Now of a sudden comes a boy running with a great bundle of the most successful morning paper, a most staggering load. Actually the crowd looks as though it would seize him and tear his bundle away from him, but instead it only closes in quickly behind. When he reaches the Irish woman’s stand there is a great struggling, grabbing circle formed. “The ——,” is the cry. “Gimme a ——,” and for the space of a half-dozen minutes a thriving, exciting business is done in morning papers. Then these men run with their papers like dogs run with a bone. They hurry, each to some neighboring light, and glance up and down the columns. Sometimes they mark something, and then you see them hurry on again. They have picked their prospect.

It is a pitiful spectacle from one point of view, a decidedly grim one from another. Your dishwasher (or ex-waiter) confides that most of these positions, apart from tips, pay only five dollars a week and board. And he admits that the board is vile. While you are talking you recognize some gentlemanly newspaper man, well-salaried, taking his belated way home. What a contrast! What a far cry!

“And say,” says your dishwasher friend, “I thought I’d git a job to-night. I thought somebody’d buy this ring. It’ll bring $1.75 in the pawnshop in the mornin’. I ain’t got carfare or I wouldn’t mention it. I usually soaks it early in the week and gits it out Saturday.

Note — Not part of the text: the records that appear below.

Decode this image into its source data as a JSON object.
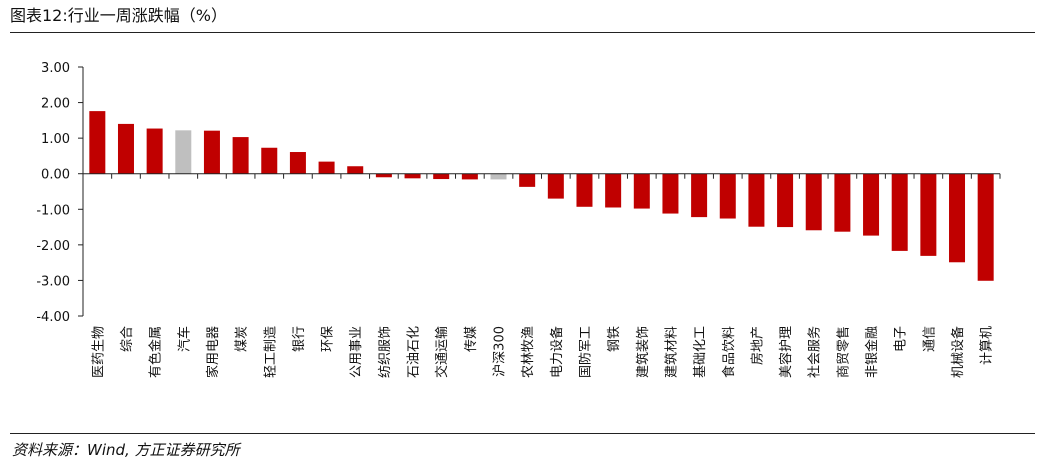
{
  "header": {
    "title": "图表12:行业一周涨跌幅（%）"
  },
  "footer": {
    "source": "资料来源：Wind, 方正证券研究所"
  },
  "colors": {
    "industry_bar": "#c00000",
    "index_bar": "#bfbfbf",
    "axis": "#222222"
  },
  "chart_data": {
    "type": "bar",
    "title": "行业一周涨跌幅（%）",
    "xlabel": "",
    "ylabel": "",
    "ylim": [
      -4,
      3
    ],
    "yticks": [
      "3.00",
      "2.00",
      "1.00",
      "0.00",
      "-1.00",
      "-2.00",
      "-3.00",
      "-4.00"
    ],
    "grid": false,
    "legend": "none",
    "categories": [
      "医药生物",
      "综合",
      "有色金属",
      "汽车",
      "家用电器",
      "煤炭",
      "轻工制造",
      "银行",
      "环保",
      "公用事业",
      "纺织服饰",
      "石油石化",
      "交通运输",
      "传媒",
      "沪深300",
      "农林牧渔",
      "电力设备",
      "国防军工",
      "钢铁",
      "建筑装饰",
      "建筑材料",
      "基础化工",
      "食品饮料",
      "房地产",
      "美容护理",
      "社会服务",
      "商贸零售",
      "非银金融",
      "电子",
      "通信",
      "机械设备",
      "计算机"
    ],
    "values": [
      1.76,
      1.4,
      1.27,
      1.22,
      1.21,
      1.03,
      0.73,
      0.61,
      0.34,
      0.21,
      -0.1,
      -0.13,
      -0.15,
      -0.16,
      -0.16,
      -0.37,
      -0.7,
      -0.93,
      -0.95,
      -0.98,
      -1.12,
      -1.22,
      -1.26,
      -1.49,
      -1.5,
      -1.59,
      -1.63,
      -1.74,
      -2.17,
      -2.31,
      -2.49,
      -3.01
    ],
    "highlight": [
      "汽车",
      "沪深300"
    ]
  }
}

I’ll soak it to-morrow, and git another chance to-morrow night.”

What a story! What a predicament!

You go down in your pocket and produce a quarter. You buy him a paper. “On your way,” you say cheerily—but the misery! The depths! To think that any one of us should come to this!

As he goes you watch the others going, and then the silence settles down and the night. There is no sense of traffic here now, no great need of light. The old Irish woman sinks to the dismal task of waiting, for morning, I presume. Now and then some passing pedestrian will buy a paper, but not often. But these others—they have gone in the direction of the four winds of heaven; they are applying at the shabby doors of restaurants, in Brooklyn, Manhattan, the Bronx, Hoboken, Staten Island; they are sitting on stoops, holding their own at shop doors. They have the right to ask first, the right to be first, because they are first—noble privilege.

And you and I—well, we turn in our dreams and rest. The great world wags on. Our allotted portion is not this. We are not of these men in the dark.